In 2020, GLAAD partnered with P&G marketing to study public perceptions of LGBTQ people in advertising as part of the Visibility Project, which champions LGBTQ inclusion in these spheres. The results were illuminating: Not only was the general population supportive of ads featuring queer representation, but brands that employed such inclusive marketing benefited from a “halo effect,” where they were perceived to care more about their customers.

Be real

Authenticity, Ellis says, is another difference between so-called rainbow capitalism and meaningful allyship.
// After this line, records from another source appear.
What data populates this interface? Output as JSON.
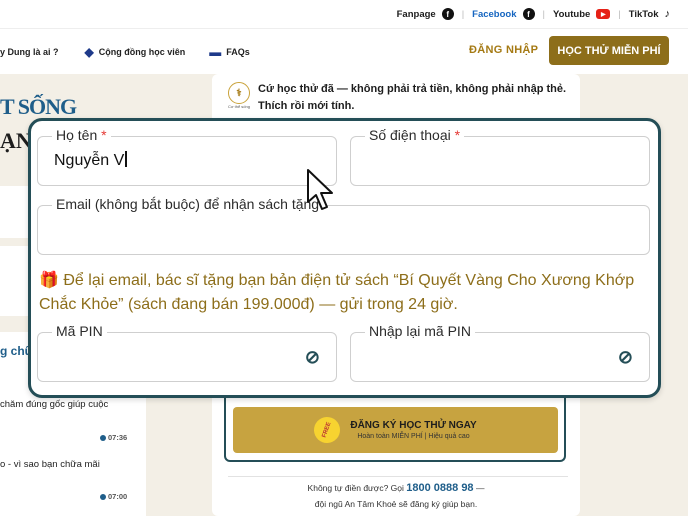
{
  "topbar": {
    "fanpage": "Fanpage",
    "facebook": "Facebook",
    "youtube": "Youtube",
    "tiktok": "TikTok"
  },
  "nav": {
    "item1": "y Dung là ai ?",
    "item2": "Cộng đồng học viên",
    "item3": "FAQs",
    "login": "ĐĂNG NHẬP",
    "trial": "HỌC THỬ MIỄN PHÍ"
  },
  "left": {
    "title1": "T SỐNG",
    "title2": "ẠN",
    "label": "g chữ",
    "row1": "chăm đúng gốc giúp cuộc",
    "time1": "07:36",
    "row2": "o - vì sao bạn chữa mãi",
    "time2": "07:00"
  },
  "card": {
    "logo_text": "Cơ thể sống",
    "intro": "Cứ học thử đã — không phải trả tiền, không phải nhập thẻ. Thích rồi mới tính.",
    "free_badge": "FREE",
    "register_title": "ĐĂNG KÝ HỌC THỬ NGAY",
    "register_sub": "Hoàn toàn MIỄN PHÍ | Hiệu quả cao",
    "help_prefix": "Không tự điền được? Gọi",
    "help_phone": "1800 0888 98",
    "help_suffix": "—",
    "help_line2": "đội ngũ An Tâm Khoẻ sẽ đăng ký giúp bạn."
  },
  "form": {
    "name_label": "Họ tên",
    "name_value": "Nguyễn V",
    "phone_label": "Số điện thoại",
    "required_mark": "*",
    "email_label": "Email (không bắt buộc) để nhận sách tặng",
    "gift_text": "Để lại email, bác sĩ tặng bạn bản điện tử sách “Bí Quyết Vàng Cho Xương Khớp Chắc Khỏe” (sách đang bán 199.000đ) — gửi trong 24 giờ.",
    "pin_label": "Mã PIN",
    "pin_confirm_label": "Nhập lại mã PIN"
  },
  "colors": {
    "accent_gold": "#8d6e1a",
    "teal_border": "#244e57",
    "link_blue": "#1565c0"
  }
}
And that kind of marketing can lead to real change, especially when people see trusted brands — essentially tokens of their own values — trying to educate and include.

“When I was young and in my early 20s, when I knew I was gay, if I were to see a company that was flying a Pride flag, that was accepting and welcoming, I would have been blown away,” Ellis said. “The progress has been phenomenal, but we need to work on perfecting it, on tightening it.”

In his most recent book, “IRL,” which examines how we find belonging in our digital lives, Stedman explores the concept of microaffirmations: small gestures that assure someone they are appreciated or welcomed. (The opposite concept, microaggressions, is a common topic among marginalized communities.)

In this way, he acknowledges that there can be positives to even ill-conceived Pride campaigns if they reach the right people; if an isolated person struggling with their sexual identity sees it and feels a little bit less lonely.

But in an age that is increasingly accepting of queer culture and LGBTQ rights, it’s no longer enough to just slap a rainbow on something and call it Pride.

“While it may be comforting to some, it also makes a lot of other LGBTQ feel like we’re valued only because the sands have shifted, and that is the only reason we’re worth celebrating,” he says. “It’s as if we’re not even worth actually getting to know.”